As another recession looms, marketers need to improve how they communicate the value of their work to chief financial officers, argues Cathy Taylor, WARC’s US Commissioning Editor.

Here we go again.

The global economy has been sitting on the familiar precipice leading into recession for months now, and most marketers of the world are in an equally familiar posture: a defensive crouch, watching budgets get cut, despite all the evidence demonstrating they should be standing tall and using this anticipated downturn as a time to build their brands for the long term.

WARC’s monthly Global Marketing Index puts data around what we all know is happening. The March 2023 report shows that in every region of the world, marketing spend is declining. Based on an index value of 50, in which scores over 50 indicate growth, and totals below this threshold point to a decline, the global value is at 45.6. The index for the Americas is lowest of all, at 42.0.


Look back at economic downturns over the decades and you’ll find a similar story. In its 2022 Leading National Advertisers report, Advertising Age notes that US marketing budgets declined in every recession dating back to 1991. And it explains that probably the only reason they didn’t decline during the recessions of the 1970s and 1980s was because that was also a time of double-digit inflation, which affected advertising costs.

This juxtaposition between the vast evidence around why brands should continue long-term marketing investment in times like these, contrasted with the wrong-headed, budget-slashing reality, is probably the industry’s best example of the old maxim: “Insanity is doing the same thing over and over again and expecting different results.”

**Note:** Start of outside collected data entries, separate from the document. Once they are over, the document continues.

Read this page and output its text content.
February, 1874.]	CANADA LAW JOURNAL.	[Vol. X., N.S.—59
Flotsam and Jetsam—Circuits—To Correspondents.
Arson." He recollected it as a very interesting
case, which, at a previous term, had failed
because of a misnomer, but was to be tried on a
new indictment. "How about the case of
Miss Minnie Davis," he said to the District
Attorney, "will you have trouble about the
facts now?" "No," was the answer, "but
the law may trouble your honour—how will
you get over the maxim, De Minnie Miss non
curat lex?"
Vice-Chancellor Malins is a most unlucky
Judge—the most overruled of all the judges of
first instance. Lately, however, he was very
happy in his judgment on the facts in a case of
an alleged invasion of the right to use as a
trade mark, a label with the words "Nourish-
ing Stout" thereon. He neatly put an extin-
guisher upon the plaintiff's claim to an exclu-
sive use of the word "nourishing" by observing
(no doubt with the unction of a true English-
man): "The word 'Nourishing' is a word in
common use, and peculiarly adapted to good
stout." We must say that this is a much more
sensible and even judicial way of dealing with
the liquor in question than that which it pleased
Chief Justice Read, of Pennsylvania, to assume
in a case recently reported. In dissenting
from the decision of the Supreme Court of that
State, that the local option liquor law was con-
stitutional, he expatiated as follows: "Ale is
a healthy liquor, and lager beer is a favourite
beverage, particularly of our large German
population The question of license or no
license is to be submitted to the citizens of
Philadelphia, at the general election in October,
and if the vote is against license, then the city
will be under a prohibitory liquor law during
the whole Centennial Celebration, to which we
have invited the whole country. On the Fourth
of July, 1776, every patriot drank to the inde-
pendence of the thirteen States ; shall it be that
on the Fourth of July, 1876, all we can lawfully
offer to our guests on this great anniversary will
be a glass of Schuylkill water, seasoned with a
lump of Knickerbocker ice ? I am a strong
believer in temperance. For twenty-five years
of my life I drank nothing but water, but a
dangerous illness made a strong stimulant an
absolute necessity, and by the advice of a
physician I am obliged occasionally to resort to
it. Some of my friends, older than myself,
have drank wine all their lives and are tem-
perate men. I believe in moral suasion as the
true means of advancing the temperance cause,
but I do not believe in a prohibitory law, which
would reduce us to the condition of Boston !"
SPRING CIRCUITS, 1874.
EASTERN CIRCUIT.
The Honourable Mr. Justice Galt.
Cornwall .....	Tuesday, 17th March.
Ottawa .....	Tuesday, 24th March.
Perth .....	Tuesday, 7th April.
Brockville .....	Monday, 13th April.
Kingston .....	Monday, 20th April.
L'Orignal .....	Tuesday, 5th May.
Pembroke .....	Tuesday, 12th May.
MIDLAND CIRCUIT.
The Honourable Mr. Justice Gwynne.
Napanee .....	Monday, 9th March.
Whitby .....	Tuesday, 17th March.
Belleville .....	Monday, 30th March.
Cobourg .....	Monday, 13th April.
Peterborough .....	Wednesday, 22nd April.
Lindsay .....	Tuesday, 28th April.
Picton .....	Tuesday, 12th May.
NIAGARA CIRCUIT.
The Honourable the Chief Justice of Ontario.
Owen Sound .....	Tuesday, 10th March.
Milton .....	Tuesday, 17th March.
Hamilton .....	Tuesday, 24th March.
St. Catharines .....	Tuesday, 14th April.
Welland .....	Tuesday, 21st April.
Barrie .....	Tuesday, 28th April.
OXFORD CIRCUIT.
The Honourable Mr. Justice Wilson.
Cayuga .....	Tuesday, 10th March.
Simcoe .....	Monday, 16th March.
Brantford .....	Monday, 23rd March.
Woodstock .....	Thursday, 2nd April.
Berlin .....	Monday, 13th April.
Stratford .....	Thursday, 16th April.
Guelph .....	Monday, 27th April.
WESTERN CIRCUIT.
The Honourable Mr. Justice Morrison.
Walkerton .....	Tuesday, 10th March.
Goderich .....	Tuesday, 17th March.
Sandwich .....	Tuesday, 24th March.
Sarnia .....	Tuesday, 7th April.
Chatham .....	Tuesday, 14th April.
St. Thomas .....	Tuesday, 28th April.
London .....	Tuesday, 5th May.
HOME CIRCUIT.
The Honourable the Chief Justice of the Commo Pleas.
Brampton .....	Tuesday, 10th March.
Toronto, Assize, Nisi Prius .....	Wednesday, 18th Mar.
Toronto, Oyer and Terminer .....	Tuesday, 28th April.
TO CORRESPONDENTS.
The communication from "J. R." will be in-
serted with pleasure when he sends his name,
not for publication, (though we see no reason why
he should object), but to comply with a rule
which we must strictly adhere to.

Let’s be clear: Companies can’t cut their way to building stronger brands. But, more importantly, this disconnect is a sign that the problems marketers perpetually have in preserving their budgets doesn’t lie with having insufficient evidence.

Making the case

Reviewing this evidence undoubtedly yields some compelling insights:

  1. A focus on short-term activation damages long-term growth. Per Analytic Partners, upper-funnel tactics are 60% more effective over the long term and 25% less effective over the short term.
  2. Saving marketing dollars in the short term leads to the need for greater investment in the long term. Per the Boston Consulting Group, companies that cut brand-marketing spend not only see a 0.8% decline in market share, but need a future investment of $1.85 for every $1.00 saved from a short-term cut in brand spending.
  3. Shutting down TV ad spending entirely, even temporarily, results in severe impacts. Per Kantar Millward Brown, 60% of brands that did so for six months during the 2008 recession saw their brand image decrease by 28% and brand usage fall by 24%.
  4. The solution to a tight budget isn’t reducing media spend on long-term marketing, but optimizing it for maximum effect. Per Nielsen, return on investment can be as much as 45% lower for promotions than media, because promotional sales yield little in the way of incremental sales, and those sales must be higher to compensate for lost margins.

Convincing the chief financial officer

The holders of the purse strings often have something to say about these metrics – and, frequently, it’s a snide “So what?!”

Having seen this recession movie play many times over the last few decades, I think it’s time to look elsewhere for the root cause of the industry’s spending woes. Why? Because, as convincing as the evidence to keep marketing investment is – despite economic headwinds – it’s obviously not convincing outside of the marketing industry choir.

One crucial thing that’s needed is a better conversion rate not among customers, but among chief financial officers (CFOs).

That’s why a recent WARC webinar was focused on ‘Effectiveness and the CFO,’ and looked at how to bridge that gap in understanding between marketing and finance. As an industry, we’ve long shaken our fists at siloed thinking, but it’s usually part of an intramural skirmish pitting various marketing disciplines against one another.

Meanwhile, the biggest division may be the one that disconnects marketing from finance.

The webinar’s two guests, Pam Forbus, SVP/Chief Marketing Officer at liquor company Pernod Ricard North America, and Nancy Smith, President/CEO of analytics consultancy Analytic Partners, together mapped out the issue’s contours, and offered some strong advice.

Central to those proposed solutions – which include structuring internal organizations to increase the probability of success and focusing on metrics that look at effectiveness outcomes – is that marketers should proactively take the lead here. Encouraging finance to understand your world is one vital step. But it’s even more important to make it your business to understand theirs.

As Forbus noted, “We all study behavioral economics for our own ways to nudge consumers along the path to purchase. We’ve got to do the same with our CFO, our CEO, the C-suite.”

Bridging that gap also involves proving effectiveness together. As Smith said, “Probably one of the most impactful opportunities is to get the finance organization involved in defining how you calculate ROI.”

It should be easy to see how making this a joint practice breaks down silos, giving both disciplines some ownership of effectiveness outcomes.

Certainly, better CMO/CFO cooperation isn’t the only thing holding budgets back. As one example, research from the Financial Times several years ago found that many marketers suffer from “a lack of confidence in how to support brand growth,” including how to measure it. Yikes.

Still, it’s clear that the evidence alone on why brands should focus on long-term marketing isn’t moving the budget needle in most organizations. It’s time, not for more research studies, but for a new approach.